Monday, October 15, 2007

Articles

There was a little blurb in Family Circle this month (you know - the magazine that teases me with pictures of yummy desserts on the cover and appealing recipes throughout) about a study that was done recently about positive attitudes towards weight loss. Aparently, women who spend time talking to other women about how fat they are in negative terms are less likely to lose weight. Women who are positive and encouraging are MORE likely to succeed at weight loss.

Suzanne just emailed this to me (at my request - not because she thought it applied to me...)


Et cetera: Women’s breast cancer risk possibly tied to mother’s hip size

10/15/2007

Daughters of women with wide, round hips may be at increased risk of developing breast cancer because their mothers’ hip size reflects a higher level of certain sex hormones that can trigger an adverse change in the fetus’s breast tissue, according to an article in the American Journal of Human Biology. For the study, researchers from Oregon Health and Science University partnered with colleagues in Finland and the United Kingdom to analyze breast cancer rates among 6,370 women born in Helsinki between 1934 and 1944 whose mothers’ pelvic bones were measured during prenatal care visits.

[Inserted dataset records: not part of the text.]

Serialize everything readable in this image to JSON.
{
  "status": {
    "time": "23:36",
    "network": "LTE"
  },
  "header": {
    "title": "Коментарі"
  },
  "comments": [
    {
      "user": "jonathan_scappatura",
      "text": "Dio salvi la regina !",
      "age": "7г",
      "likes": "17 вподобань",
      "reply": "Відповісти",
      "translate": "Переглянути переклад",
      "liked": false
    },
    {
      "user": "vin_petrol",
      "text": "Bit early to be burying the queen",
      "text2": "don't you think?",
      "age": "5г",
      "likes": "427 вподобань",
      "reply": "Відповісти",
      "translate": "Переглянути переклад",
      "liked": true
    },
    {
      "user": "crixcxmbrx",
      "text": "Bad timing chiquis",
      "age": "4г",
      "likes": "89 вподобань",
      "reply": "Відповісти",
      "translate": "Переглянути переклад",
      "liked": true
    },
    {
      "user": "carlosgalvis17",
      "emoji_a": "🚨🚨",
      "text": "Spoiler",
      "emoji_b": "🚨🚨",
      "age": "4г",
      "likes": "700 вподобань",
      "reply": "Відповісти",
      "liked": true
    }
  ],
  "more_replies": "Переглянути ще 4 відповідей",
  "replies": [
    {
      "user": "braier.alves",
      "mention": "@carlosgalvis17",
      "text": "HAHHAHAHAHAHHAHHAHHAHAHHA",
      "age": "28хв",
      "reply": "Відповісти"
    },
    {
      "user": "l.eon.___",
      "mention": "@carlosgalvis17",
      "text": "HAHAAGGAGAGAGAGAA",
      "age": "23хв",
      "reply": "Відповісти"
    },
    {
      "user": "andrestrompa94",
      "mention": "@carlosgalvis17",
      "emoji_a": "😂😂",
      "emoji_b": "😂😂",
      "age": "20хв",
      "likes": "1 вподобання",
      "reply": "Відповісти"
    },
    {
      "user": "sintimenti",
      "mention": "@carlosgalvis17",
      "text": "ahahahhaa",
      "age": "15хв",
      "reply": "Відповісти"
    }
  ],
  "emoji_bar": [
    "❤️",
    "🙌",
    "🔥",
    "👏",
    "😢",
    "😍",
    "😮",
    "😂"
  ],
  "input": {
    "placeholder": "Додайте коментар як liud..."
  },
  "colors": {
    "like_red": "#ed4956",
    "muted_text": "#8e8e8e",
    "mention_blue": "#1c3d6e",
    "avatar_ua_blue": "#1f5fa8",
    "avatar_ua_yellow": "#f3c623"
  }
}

They discovered that daughters of mothers who had an intercristal diameter—defined as “the widest distance between the wing-like structures at the top of the hip bone”—of more than 11.8 inches were significantly more likely than other women to develop breast cancer; women with mothers whose wing-like hip structures were round were also at increased risk for the condition. While noting that these kinds of studies are “not designed to define precise biological or molecular mechanisms,” the researchers say the findings could help identify predisposing factors for the disease and yield targeted prevention strategies (
ScienceDaily, 10/9).

1 comment:

Emily said...

Hmmm -- that's the first negative I've heard from the scientific community about my "roomy pelvis", as my midwife called it. Not that having childbirthin' hips really helped on the childbirthin' front in the end, though!